Depending on the type of company, these first-level indicators can include metrics like revenue growth (CAGR), monthly recurring revenue (MRR), net profit, lifetime customer profitability, retention rates, and employee satisfaction, to name just a few. The specific metrics depend on the type of company and its goals — it goes without saying that a disruptive startup and more stable mid-sized companies will see different metrics.
Performance indicators begin to differ even more as companies begin looking at the distinctive aspects of their business. For example, Dell and Apple both make computers, but the former focuses on operational excellence while the latter prioritizes innovation and user experience. Depending on a company’s mission, values, and objectives, its performance indicators will differ vastly from those of other businesses. Given this, firms shouldn’t be looking for a one-size-fits-all set of factors to determine whether or not their business is growing well — in order to answer those elusive “How do you know?” questions, they need to be reflective about what contributes to their success in varying areas.

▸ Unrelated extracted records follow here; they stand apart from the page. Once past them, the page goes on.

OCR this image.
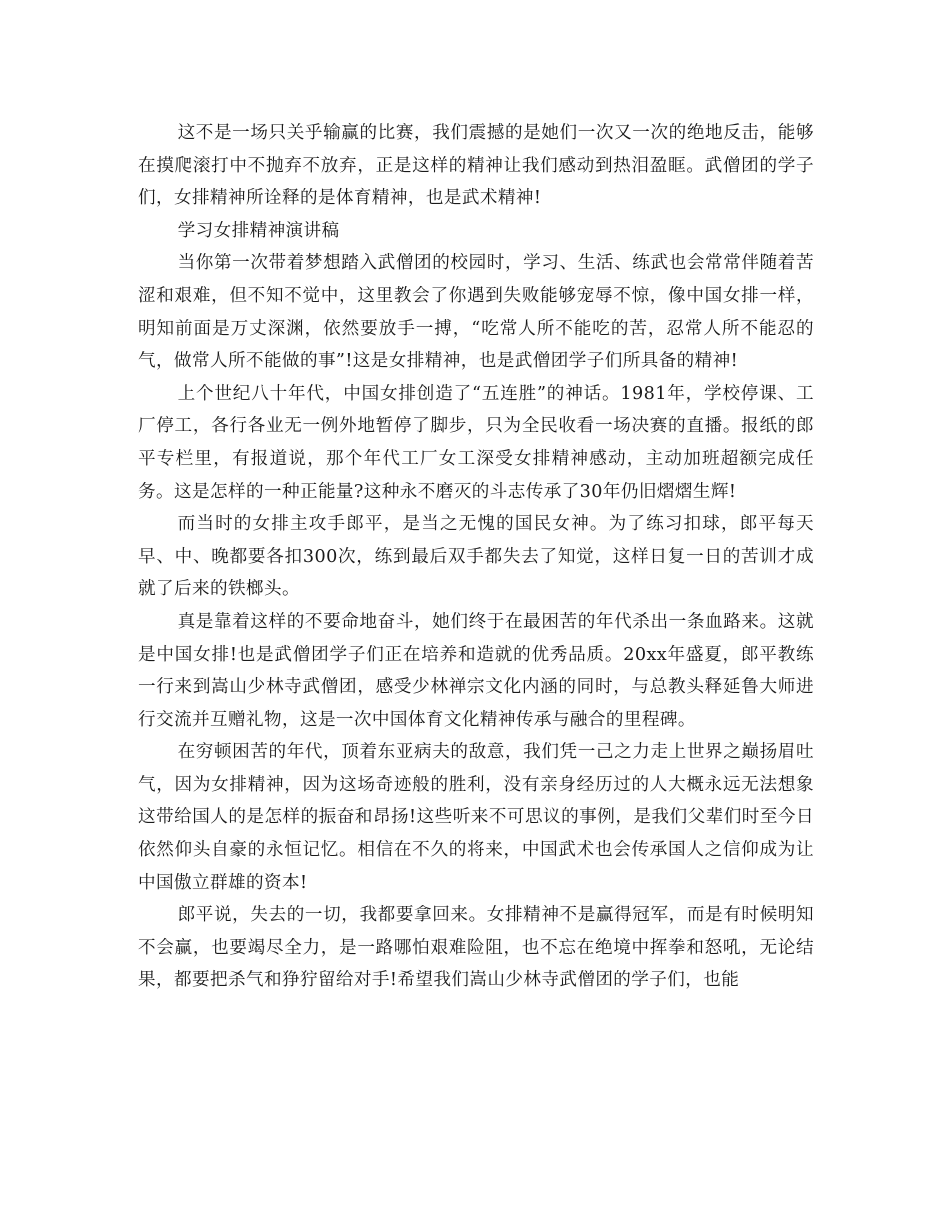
这不是一场只关乎输赢的比赛，我们震撼的是她们一次又一次的绝地反击，能够在摸爬滚打中不抛弃不放弃，正是这样的精神让我们感动到热泪盈眶。武僧团的学子们，女排精神所诠释的是体育精神，也是武术精神!

学习女排精神演讲稿

当你第一次带着梦想踏入武僧团的校园时，学习、生活、练武也会常常伴随着苦涩和艰难，但不知不觉中，这里教会了你遇到失败能够宠辱不惊，像中国女排一样，明知前面是万丈深渊，依然要放手一搏，“吃常人所不能吃的苦，忍常人所不能忍的气，做常人所不能做的事”!这是女排精神，也是武僧团学子们所具备的精神!

上个世纪八十年代，中国女排创造了“五连胜”的神话。1981年，学校停课、工厂停工，各行各业无一例外地暂停了脚步，只为全民收看一场决赛的直播。报纸的郎平专栏里，有报道说，那个年代工厂女工深受女排精神感动，主动加班超额完成任务。这是怎样的一种正能量?这种永不磨灭的斗志传承了30年仍旧熠熠生辉!

而当时的女排主攻手郎平，是当之无愧的国民女神。为了练习扣球，郎平每天早、中、晚都要各扣300次，练到最后双手都失去了知觉，这样日复一日的苦训才成就了后来的铁榔头。

真是靠着这样的不要命地奋斗，她们终于在最困苦的年代杀出一条血路来。这就是中国女排!也是武僧团学子们正在培养和造就的优秀品质。20xx年盛夏，郎平教练一行来到嵩山少林寺武僧团，感受少林禅宗文化内涵的同时，与总教头释延鲁大师进行交流并互赠礼物，这是一次中国体育文化精神传承与融合的里程碑。

在穷顿困苦的年代，顶着东亚病夫的敌意，我们凭一己之力走上世界之巅扬眉吐气，因为女排精神，因为这场奇迹般的胜利，没有亲身经历过的人大概永远无法想象这带给国人的是怎样的振奋和昂扬!这些听来不可思议的事例，是我们父辈们时至今日依然仰头自豪的永恒记忆。相信在不久的将来，中国武术也会传承国人之信仰成为让中国傲立群雄的资本!

郎平说，失去的一切，我都要拿回来。女排精神不是赢得冠军，而是有时候明知不会赢，也要竭尽全力，是一路哪怕艰难险阻，也不忘在绝境中挥拳和怒吼，无论结果，都要把杀气和狰狞留给对手!希望我们嵩山少林寺武僧团的学子们，也能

One of our clients, a financial services firm, has its division managers report every month on each of the company’s divisions’ failures (not just their successes). They include a dissection of what went wrong and why, which helps company leaders see how division leaders handle problems and reflect on challenges. This also allows leadership to step in when division leaders need assistance on complex issues.
It’s About the Right People in the Right Roles
The key reason this client has been so successful as it has grown is that it has ensured the people it hires are leading well. Putting the right individuals in the right roles comes first; everything else follows.

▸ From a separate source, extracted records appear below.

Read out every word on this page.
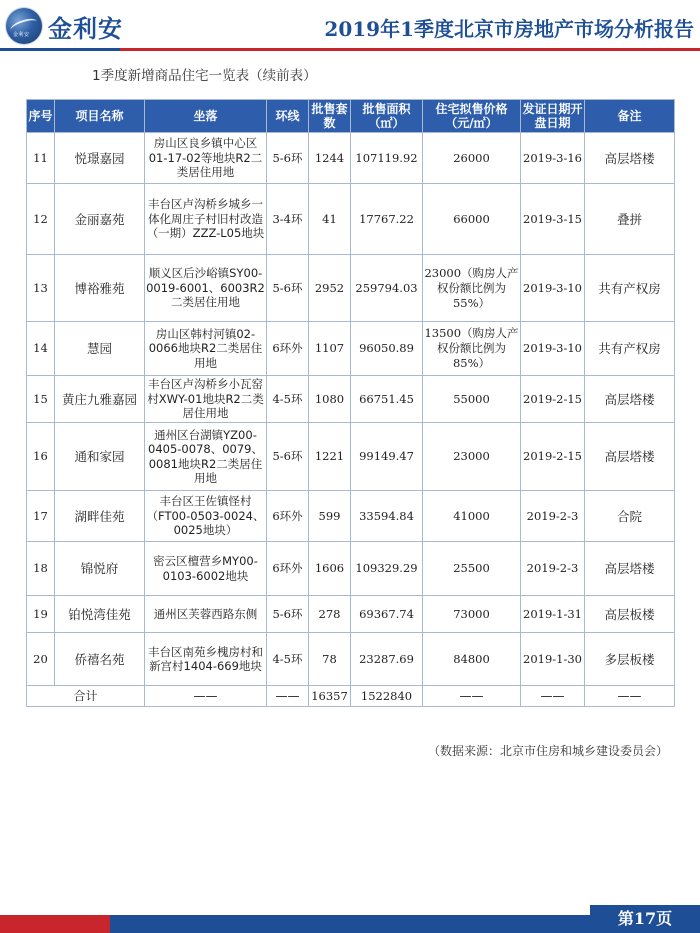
金利安 金利安	2019年1季度北京市房地产市场分析报告
1季度新增商品住宅一览表（续前表）
序号	项目名称	坐落	环线	批售套数	批售面积（㎡）	住宅拟售价格（元/㎡）	发证日期开盘日期	备注
11	悦璟嘉园	房山区良乡镇中心区01-17-02等地块R2二类居住用地	5-6环	1244	107119.92	26000	2019-3-16	高层塔楼
12	金丽嘉苑	丰台区卢沟桥乡城乡一体化周庄子村旧村改造（一期）ZZZ-L05地块	3-4环	41	17767.22	66000	2019-3-15	叠拼
13	博裕雅苑	顺义区后沙峪镇SY00-0019-6001、6003R2二类居住用地	5-6环	2952	259794.03	23000（购房人产权份额比例为55%）	2019-3-10	共有产权房
14	慧园	房山区韩村河镇02-0066地块R2二类居住用地	6环外	1107	96050.89	13500（购房人产权份额比例为85%）	2019-3-10	共有产权房
15	黄庄九雅嘉园	丰台区卢沟桥乡小瓦窑村XWY-01地块R2二类居住用地	4-5环	1080	66751.45	55000	2019-2-15	高层塔楼
16	通和家园	通州区台湖镇YZ00-0405-0078、0079、0081地块R2二类居住用地	5-6环	1221	99149.47	23000	2019-2-15	高层塔楼
17	湖畔佳苑	丰台区王佐镇怪村（FT00-0503-0024、0025地块）	6环外	599	33594.84	41000	2019-2-3	合院
18	锦悦府	密云区檀营乡MY00-0103-6002地块	6环外	1606	109329.29	25500	2019-2-3	高层塔楼
19	铂悦湾佳苑	通州区芙蓉西路东侧	5-6环	278	69367.74	73000	2019-1-31	高层板楼
20	侨禧名苑	丰台区南苑乡槐房村和新宫村1404-669地块	4-5环	78	23287.69	84800	2019-1-30	多层板楼
合计		——	——	16357	1522840	——	——	——
（数据来源：北京市住房和城乡建设委员会）
第17页
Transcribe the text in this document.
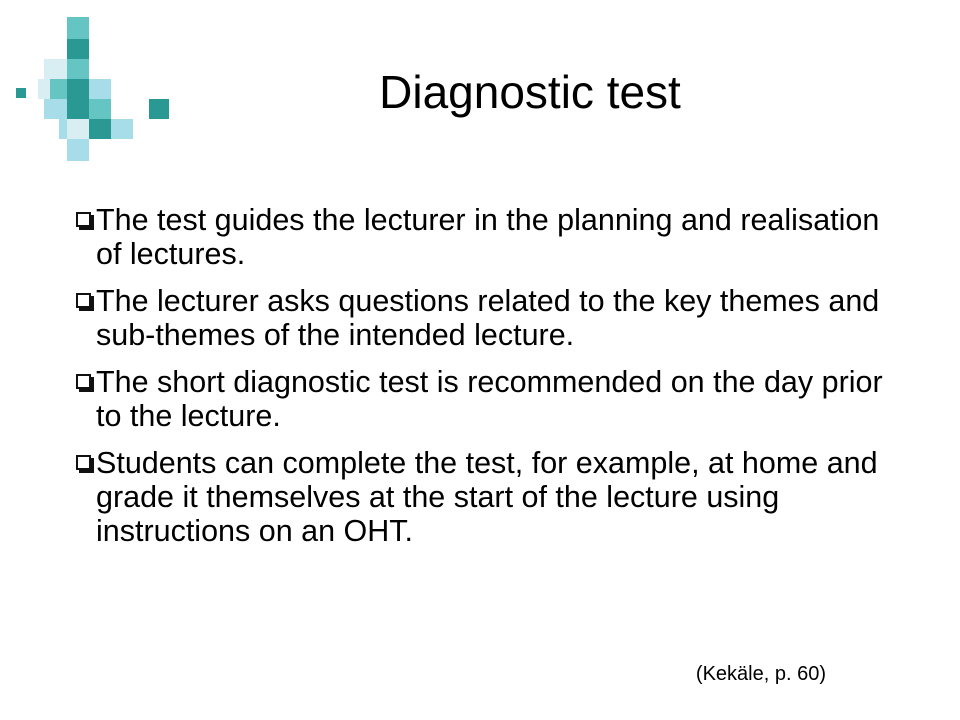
Diagnostic test
The test guides the lecturer in the planning and realisation of lectures.
The lecturer asks questions related to the key themes and sub-themes of the intended lecture.
The short diagnostic test is recommended on the day prior to the lecture.
Students can complete the test, for example, at home and grade it themselves at the start of the lecture using instructions on an OHT.
(Kekäle, p. 60)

If the key challenge is determining which indicators project how well the company will perform in the years ahead, the most important box company leaders must check off — as they no longer have direct oversight — is to ensure they have the right people throughout the company’s leadership hierarchy, each focused on the right things and excelling in their respective roles. In other words, if the context is not only about growing, but also growing well, company leadership must understand how to focus on the right things while delegating direct oversight to other division leaders.

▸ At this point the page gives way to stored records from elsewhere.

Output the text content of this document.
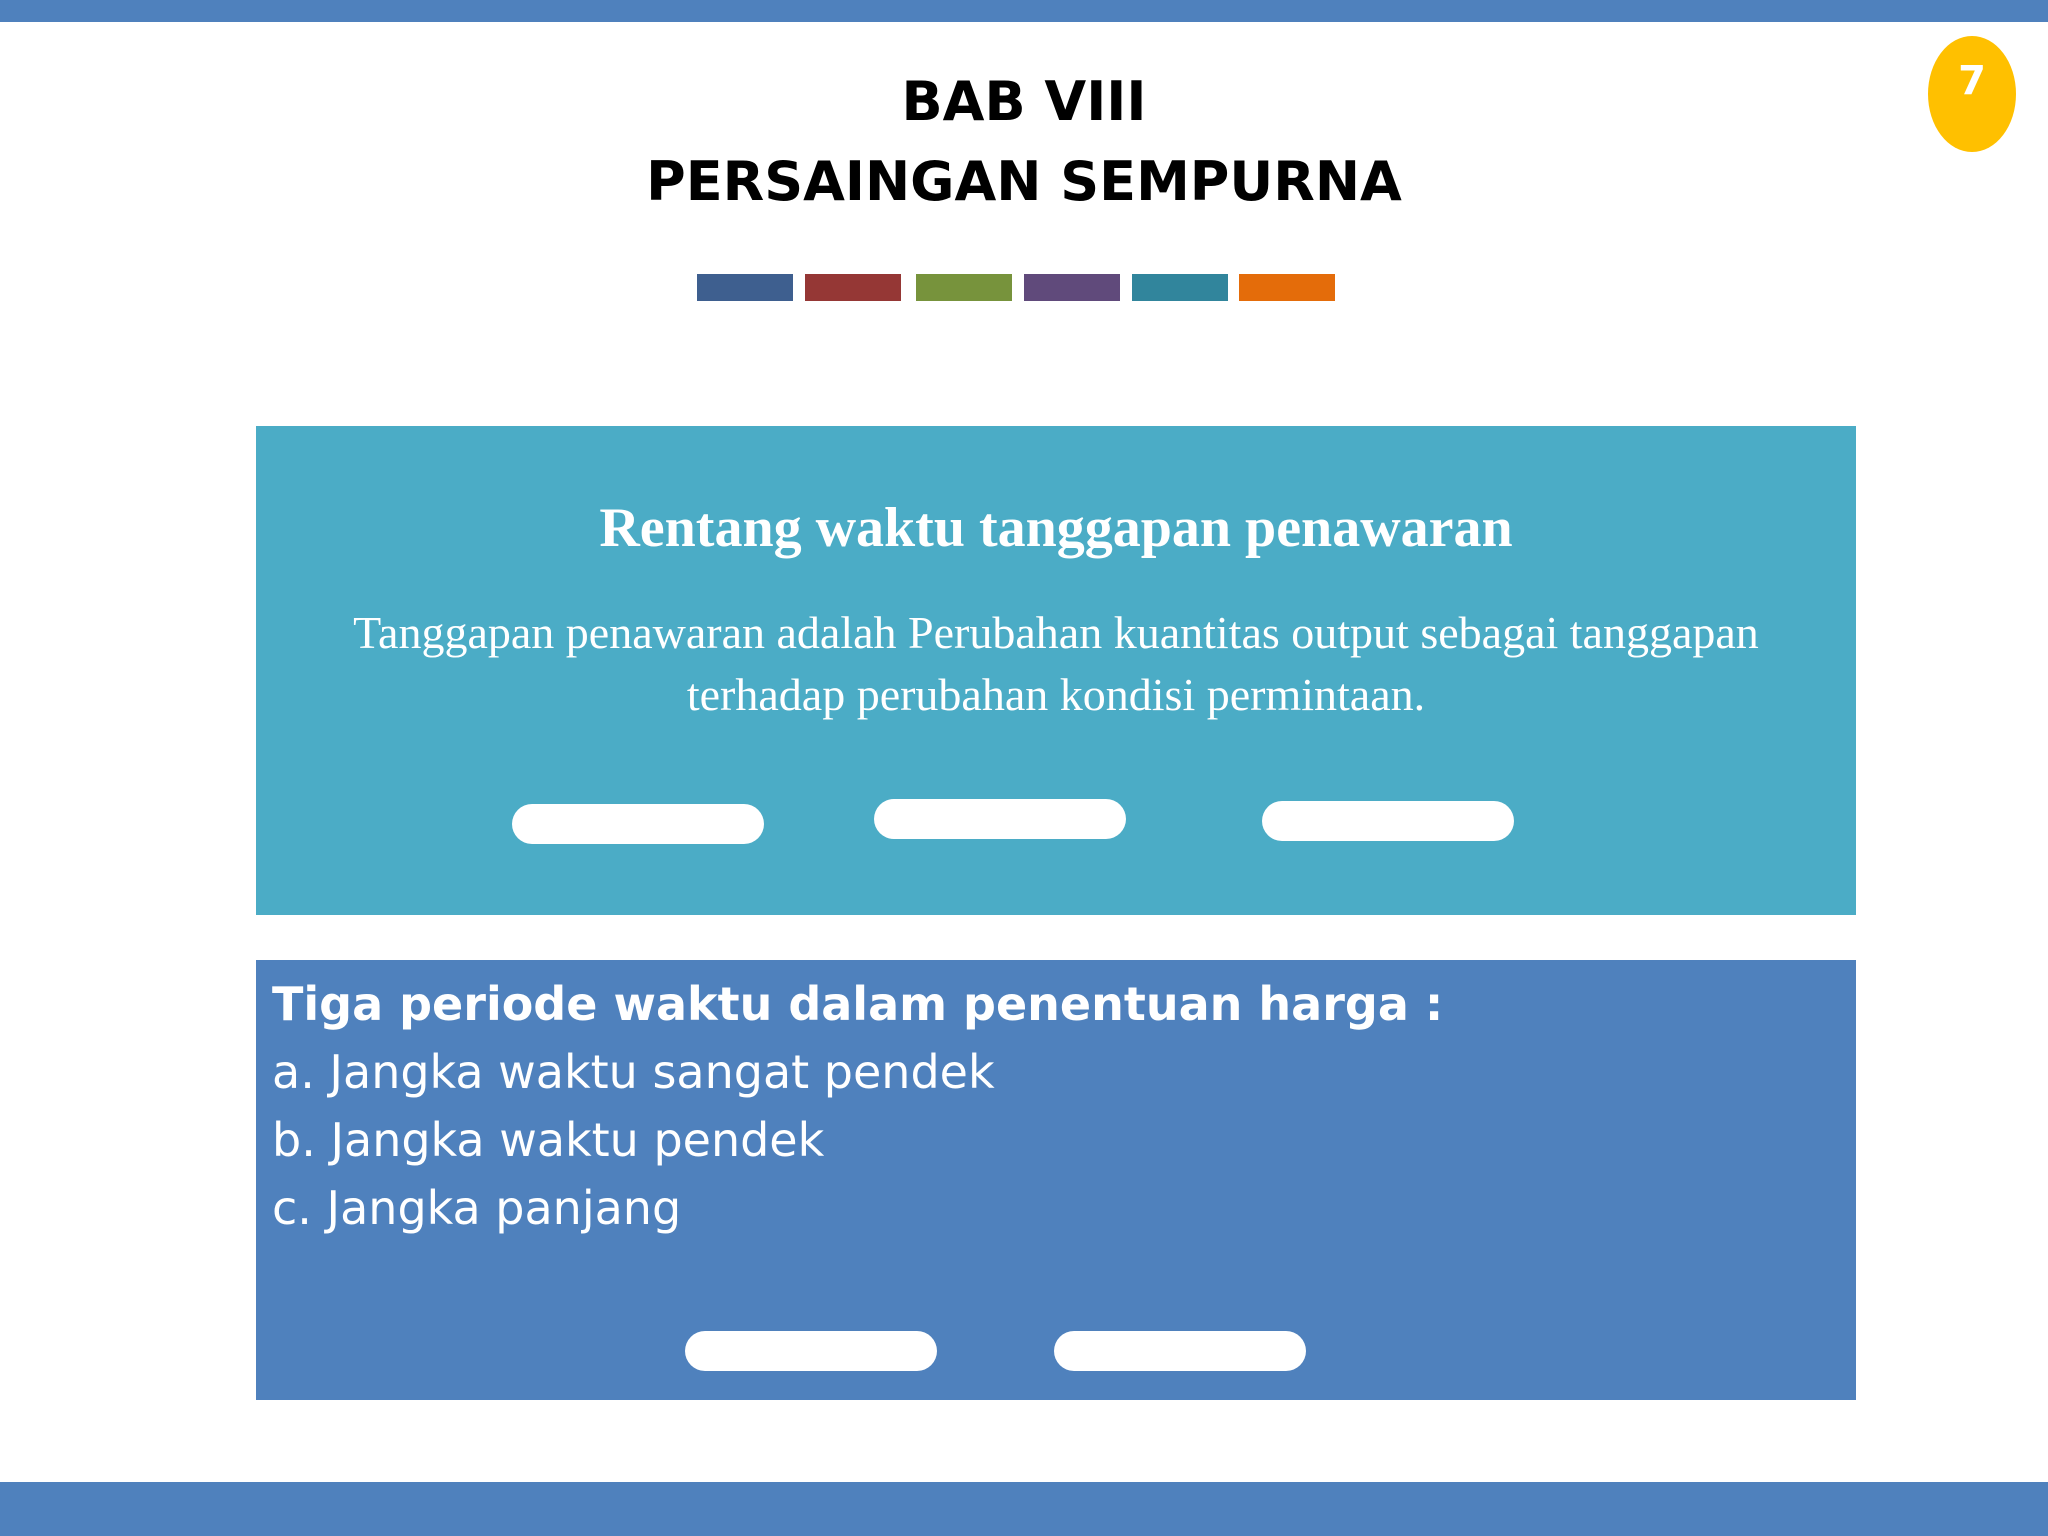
BAB VIII
PERSAINGAN SEMPURNA
7
Rentang waktu tanggapan penawaran
Tanggapan penawaran adalah Perubahan kuantitas output sebagai tanggapan terhadap perubahan kondisi permintaan.
Tiga periode waktu dalam penentuan harga :
a. Jangka waktu sangat pendek
b. Jangka waktu pendek
c. Jangka panjang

To determine whether people are in the right roles, executive leadership must lean on data to analyze whether division leaders are executing on what’s important. This is a combination of leadership’s established metrics as well as division leaders identifying the goals and metrics important to their division’s success. To truly help the business in its growth efforts, each division needs to track its own key goals and metrics and fold that into the company’s overall goals.
Despite the obvious benefits, in a National Small Business Survey conducted by Staples, more than 80 percent of small business owners admitted they do not track company goals. As companies grow, we have seen that this does not drastically change. This is an enormous hole that will inevitably affect smaller businesses’ understanding of their health as they scale. When setting and reviewing progress toward goals can increase outcomes by 95 percent, according to a study by The American Society for Training & Development (now known as Association for Talent Development), it sounds foolish to not do so.
The key to this strategy is empowering departments to self-report on relevant KPIs and probing where necessary. C-suite leaders and upper management cannot micromanage reporting, or they will force units to show them the numbers they want to see. Leaders must learn to synthesize the most important performance indicators the company has defined for itself and communicate findings back to company leaders.
Focusing on only the obvious metrics feels good when numbers look strong, but failing to dive deeper into the health of growth is a quick path toward joining the two-thirds of growing companies that meet unsatisfactory ends. To grow well, top leaders — and their leaders throughout the organization — must keep proactivity as their main priority. With a clear strategy, concrete goals, and metrics throughout the organization and with leaders at all levels held accountable, executive leaders can guide their companies toward sustainable, healthy growth.